# Initial conditions

Conditions imposed in formulating the Cauchy problem for differential equations. For an ordinary differential equation in the form

$$\tag{1 } u ^ {(} m) = F ( t, u , u ^ \prime \dots u ^ {( m - 1) } ) ,$$

the initial conditions prescribe the values of the derivatives (Cauchy data):

$$\tag{2 } u ( t _ {0} ) = u _ {0} \dots u ^ {( m - 1) } ( t _ {0} ) = u _ {0} ^ {( m - 1) } ,$$

where $( t _ {0} , u _ {0} \dots u _ {0} ^ {( m - 1) } )$ is an arbitrary fixed point of the domain of definition of the function $F$; this point is known as the initial point of the required solution. The Cauchy problem (1), (2) is often called an initial value problem.
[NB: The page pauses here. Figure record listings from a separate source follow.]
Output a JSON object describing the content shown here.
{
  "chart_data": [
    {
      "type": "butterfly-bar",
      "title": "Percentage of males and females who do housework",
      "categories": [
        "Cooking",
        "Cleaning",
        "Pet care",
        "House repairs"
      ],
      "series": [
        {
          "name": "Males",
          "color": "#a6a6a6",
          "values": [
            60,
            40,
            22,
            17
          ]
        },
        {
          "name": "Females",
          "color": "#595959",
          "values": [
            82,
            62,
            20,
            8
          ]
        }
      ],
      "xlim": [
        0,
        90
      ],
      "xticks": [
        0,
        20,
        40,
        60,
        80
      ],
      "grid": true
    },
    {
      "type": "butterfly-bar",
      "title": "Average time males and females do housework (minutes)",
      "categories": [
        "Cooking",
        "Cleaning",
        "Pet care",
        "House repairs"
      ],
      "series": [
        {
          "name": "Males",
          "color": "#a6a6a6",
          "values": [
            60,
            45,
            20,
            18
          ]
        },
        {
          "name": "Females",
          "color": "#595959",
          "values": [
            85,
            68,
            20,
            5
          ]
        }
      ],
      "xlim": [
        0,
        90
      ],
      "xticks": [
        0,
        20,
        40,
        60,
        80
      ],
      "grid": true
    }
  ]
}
For a partial differential equation, written in normal form with respect to a distinguished variable $t$,

$$Lu = \ \frac{\partial ^ {m} u }{\partial t ^ {m} } - F \left ( x, t,\ \frac{\partial ^ {\alpha + k } u }{\partial x ^ \alpha \partial t ^ {k} } \right ) = 0,$$

$$| \alpha | + k \leq N,\ 0 \leq k < m,\ x = ( x _ {1} \dots x _ {n} ),$$

the initial conditions consist in prescribing the values of the derivatives (Cauchy data)

$$\left . \frac{\partial ^ {k} u }{\partial t ^ {k} } \right | _ {t = 0 } = \ \phi _ {k} ( x),\ \ k = 0 \dots m - 1,$$

of the required solution $u ( x, t)$ on the hyperplane $t = 0$( the support of the initial conditions).